2.4 Configure Azure: From Studio

  1. Navigate to Azure OpenAI Studio from your resource as described above.
  2. Click the Deployments tab (sidebar, left) to view currently deployed models.
  3. If your desired model is not deployed, use Create new deployment to deploy it.
  4. You will need a text-generation model - we recommend: gpt-35-turbo
  5. You will need a text-embedding model - we recommend text-embedding-ada-002

Now update the environment variables to reflect the Deployment name used. This will typically be the same as the model name unless you changed it explcitly. So, as an example, you might have:

AZURE_OPENAI_DEPLOYMENT='gpt-35-turbo'
AZURE_OPENAI_EMBEDDINGS_DEPLOYMENT='text-embedding-ada-002'

Don't forget to save the .env file when done.
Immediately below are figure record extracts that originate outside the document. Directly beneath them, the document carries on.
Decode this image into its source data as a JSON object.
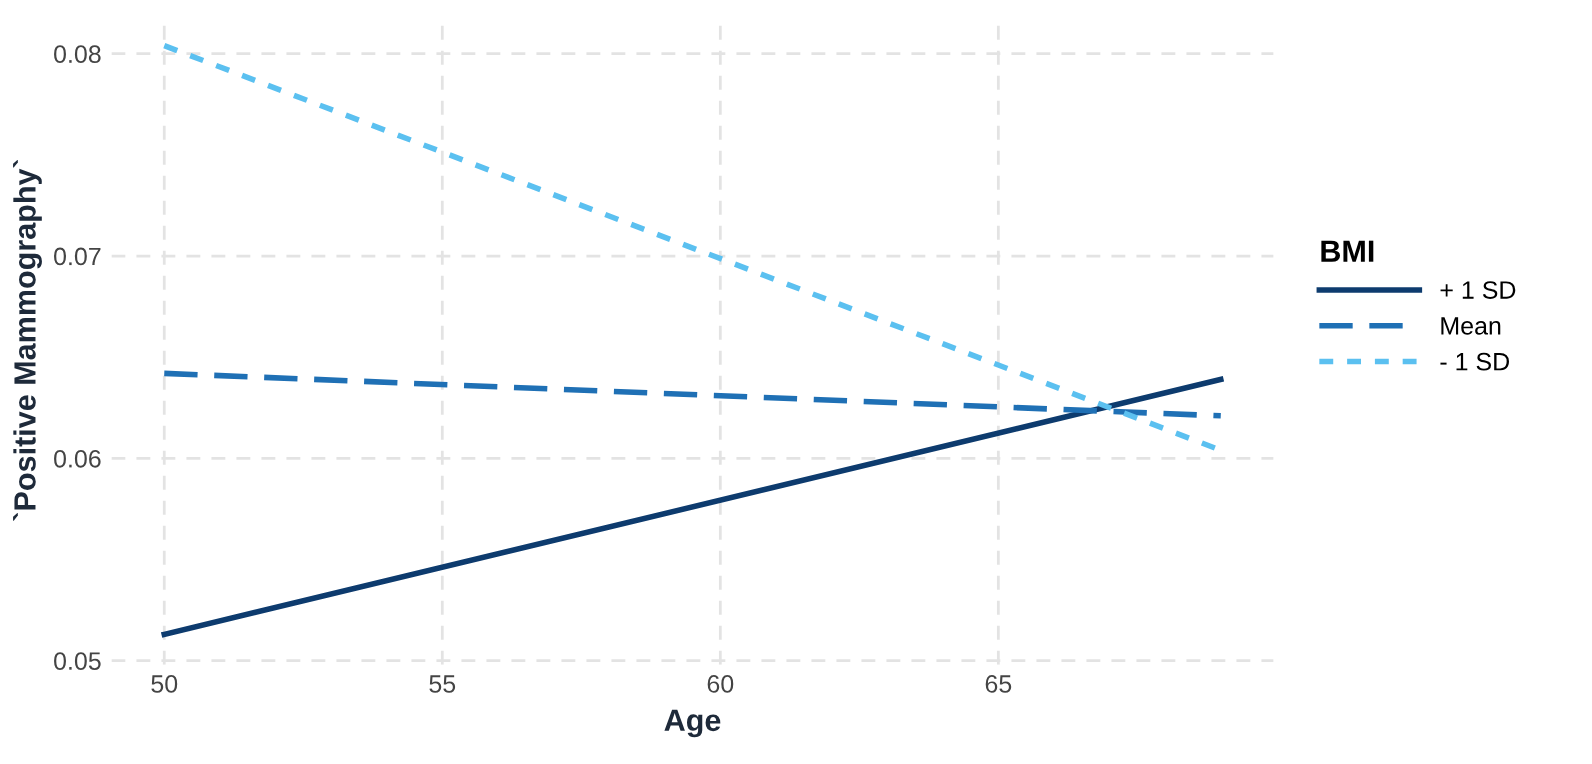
{
  "chart_data": {
    "type": "line",
    "xlabel": "Age",
    "ylabel": "`Positive Mammography`",
    "legend_title": "BMI",
    "xlim": [
      49.05,
      69.95
    ],
    "xticks": [
      50,
      55,
      60,
      65
    ],
    "ylim": [
      0.0498,
      0.0819
    ],
    "yticks": [
      0.05,
      0.06,
      0.07,
      0.08
    ],
    "grid": true,
    "legend": "right",
    "x": [
      50,
      69
    ],
    "series": [
      {
        "name": "+ 1 SD",
        "color": "#0d3b6e",
        "line_style": "solid",
        "values": [
          0.0513,
          0.0639
        ]
      },
      {
        "name": "Mean",
        "color": "#1f70b5",
        "line_style": "dashed",
        "values": [
          0.0642,
          0.0621
        ]
      },
      {
        "name": "- 1 SD",
        "color": "#5bc0f0",
        "line_style": "dotted",
        "values": [
          0.0804,
          0.0604
        ]
      }
    ]
  }
}
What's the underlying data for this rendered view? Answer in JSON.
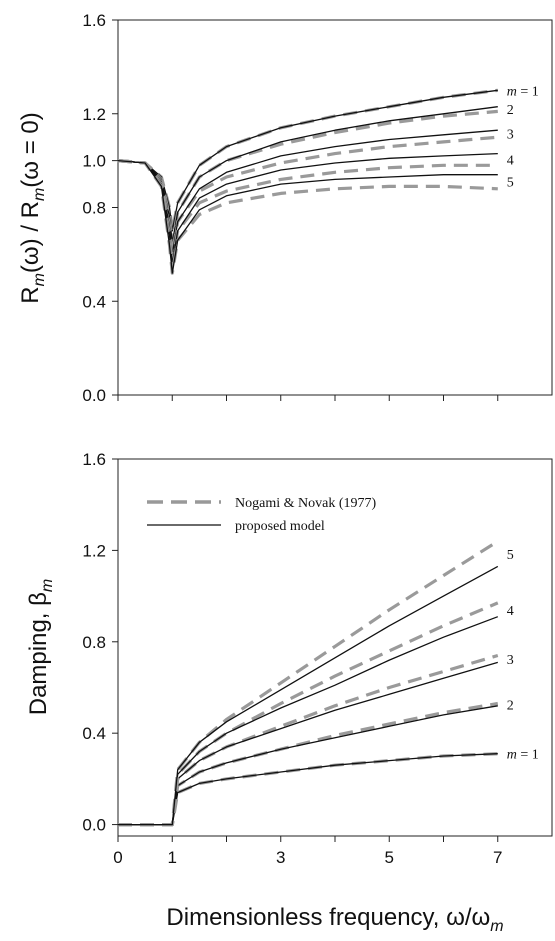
{
  "chart_data": [
    {
      "type": "line",
      "panel": "top",
      "ylabel": "R_m(ω) / R_m(ω=0)",
      "xlim": [
        0,
        8
      ],
      "ylim": [
        0,
        1.6
      ],
      "yticks": [
        "0.0",
        "0.4",
        "0.8",
        "1.0",
        "1.2",
        "1.6"
      ],
      "curve_labels": [
        "m = 1",
        "2",
        "3",
        "4",
        "5"
      ],
      "series": [
        {
          "name": "m = 1",
          "style": "both",
          "x": [
            0,
            0.5,
            0.8,
            0.95,
            1.0,
            1.1,
            1.5,
            2,
            3,
            4,
            5,
            6,
            7
          ],
          "nogami": [
            1.0,
            0.99,
            0.93,
            0.8,
            0.7,
            0.82,
            0.98,
            1.06,
            1.14,
            1.19,
            1.23,
            1.27,
            1.3
          ],
          "model": [
            1.0,
            0.99,
            0.93,
            0.8,
            0.7,
            0.82,
            0.98,
            1.06,
            1.14,
            1.19,
            1.23,
            1.27,
            1.3
          ]
        },
        {
          "name": "2",
          "x": [
            0,
            0.5,
            0.8,
            0.95,
            1.0,
            1.1,
            1.5,
            2,
            3,
            4,
            5,
            6,
            7
          ],
          "nogami": [
            1.0,
            0.99,
            0.92,
            0.76,
            0.65,
            0.78,
            0.93,
            1.0,
            1.07,
            1.12,
            1.16,
            1.19,
            1.21
          ],
          "model": [
            1.0,
            0.99,
            0.92,
            0.76,
            0.65,
            0.78,
            0.93,
            1.0,
            1.08,
            1.13,
            1.17,
            1.2,
            1.23
          ]
        },
        {
          "name": "3",
          "x": [
            0,
            0.5,
            0.8,
            0.95,
            1.0,
            1.1,
            1.5,
            2,
            3,
            4,
            5,
            6,
            7
          ],
          "nogami": [
            1.0,
            0.99,
            0.91,
            0.72,
            0.6,
            0.74,
            0.87,
            0.93,
            0.99,
            1.03,
            1.06,
            1.08,
            1.1
          ],
          "model": [
            1.0,
            0.99,
            0.91,
            0.72,
            0.6,
            0.74,
            0.88,
            0.95,
            1.02,
            1.06,
            1.09,
            1.11,
            1.13
          ]
        },
        {
          "name": "4",
          "x": [
            0,
            0.5,
            0.8,
            0.95,
            1.0,
            1.1,
            1.5,
            2,
            3,
            4,
            5,
            6,
            7
          ],
          "nogami": [
            1.0,
            0.99,
            0.9,
            0.68,
            0.56,
            0.7,
            0.82,
            0.87,
            0.92,
            0.95,
            0.97,
            0.98,
            0.98
          ],
          "model": [
            1.0,
            0.99,
            0.9,
            0.68,
            0.56,
            0.7,
            0.84,
            0.9,
            0.96,
            0.99,
            1.01,
            1.02,
            1.03
          ]
        },
        {
          "name": "5",
          "x": [
            0,
            0.5,
            0.8,
            0.95,
            1.0,
            1.1,
            1.5,
            2,
            3,
            4,
            5,
            6,
            7
          ],
          "nogami": [
            1.0,
            0.99,
            0.89,
            0.64,
            0.52,
            0.66,
            0.77,
            0.82,
            0.86,
            0.88,
            0.89,
            0.89,
            0.88
          ],
          "model": [
            1.0,
            0.99,
            0.89,
            0.64,
            0.52,
            0.66,
            0.79,
            0.85,
            0.9,
            0.92,
            0.93,
            0.94,
            0.94
          ]
        }
      ]
    },
    {
      "type": "line",
      "panel": "bottom",
      "ylabel": "Damping, β_m",
      "xlabel": "Dimensionless frequency, ω/ω_m",
      "xlim": [
        0,
        8
      ],
      "ylim": [
        -0.05,
        1.6
      ],
      "xticks": [
        "0",
        "1",
        "3",
        "5",
        "7"
      ],
      "yticks": [
        "0.0",
        "0.4",
        "0.8",
        "1.2",
        "1.6"
      ],
      "legend": [
        "Nogami & Novak (1977)",
        "proposed model"
      ],
      "legend_position": "top-left",
      "curve_labels": [
        "m = 1",
        "2",
        "3",
        "4",
        "5"
      ],
      "series": [
        {
          "name": "m = 1",
          "x": [
            0,
            0.9,
            1.0,
            1.1,
            1.5,
            2,
            3,
            4,
            5,
            6,
            7
          ],
          "nogami": [
            0,
            0.0,
            0.0,
            0.14,
            0.18,
            0.2,
            0.23,
            0.26,
            0.28,
            0.3,
            0.31
          ],
          "model": [
            0,
            0.0,
            0.0,
            0.14,
            0.18,
            0.2,
            0.23,
            0.26,
            0.28,
            0.3,
            0.31
          ]
        },
        {
          "name": "2",
          "x": [
            0,
            0.9,
            1.0,
            1.1,
            1.5,
            2,
            3,
            4,
            5,
            6,
            7
          ],
          "nogami": [
            0,
            0.0,
            0.0,
            0.17,
            0.23,
            0.27,
            0.33,
            0.39,
            0.44,
            0.49,
            0.53
          ],
          "model": [
            0,
            0.0,
            0.0,
            0.17,
            0.23,
            0.27,
            0.33,
            0.38,
            0.43,
            0.48,
            0.52
          ]
        },
        {
          "name": "3",
          "x": [
            0,
            0.9,
            1.0,
            1.1,
            1.5,
            2,
            3,
            4,
            5,
            6,
            7
          ],
          "nogami": [
            0,
            0.0,
            0.0,
            0.2,
            0.28,
            0.34,
            0.43,
            0.52,
            0.6,
            0.67,
            0.74
          ],
          "model": [
            0,
            0.0,
            0.0,
            0.2,
            0.28,
            0.34,
            0.42,
            0.5,
            0.57,
            0.64,
            0.71
          ]
        },
        {
          "name": "4",
          "x": [
            0,
            0.9,
            1.0,
            1.1,
            1.5,
            2,
            3,
            4,
            5,
            6,
            7
          ],
          "nogami": [
            0,
            0.0,
            0.0,
            0.22,
            0.32,
            0.4,
            0.53,
            0.65,
            0.76,
            0.87,
            0.97
          ],
          "model": [
            0,
            0.0,
            0.0,
            0.22,
            0.32,
            0.4,
            0.51,
            0.61,
            0.72,
            0.82,
            0.91
          ]
        },
        {
          "name": "5",
          "x": [
            0,
            0.9,
            1.0,
            1.1,
            1.5,
            2,
            3,
            4,
            5,
            6,
            7
          ],
          "nogami": [
            0,
            0.0,
            0.0,
            0.24,
            0.36,
            0.46,
            0.62,
            0.78,
            0.94,
            1.09,
            1.24
          ],
          "model": [
            0,
            0.0,
            0.0,
            0.24,
            0.36,
            0.45,
            0.59,
            0.73,
            0.87,
            1.0,
            1.13
          ]
        }
      ]
    }
  ]
}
You can now exit the file and return to the instructions for running the notebook.

2.5 Configure OpenAI: From Profile

Your OpenAI API key can be found in your OpenAI account. If you don't have one, you can sign up for an account and create an API key. Once you have the key, you can use it to populate the OPENAI_API_KEY variable in the .env file.

2.6 Configure Hugging Face: From Profile

Your Hugging Face token can be found in your profile under Access Tokens. Don't post or share these publicly. Instead, create a new token for this project usage and copy that into the .env file under the HUGGING_FACE_API_KEY variable. Note: This is technically not an API key but is used for authentication so we are keeping that naming convention for consistency.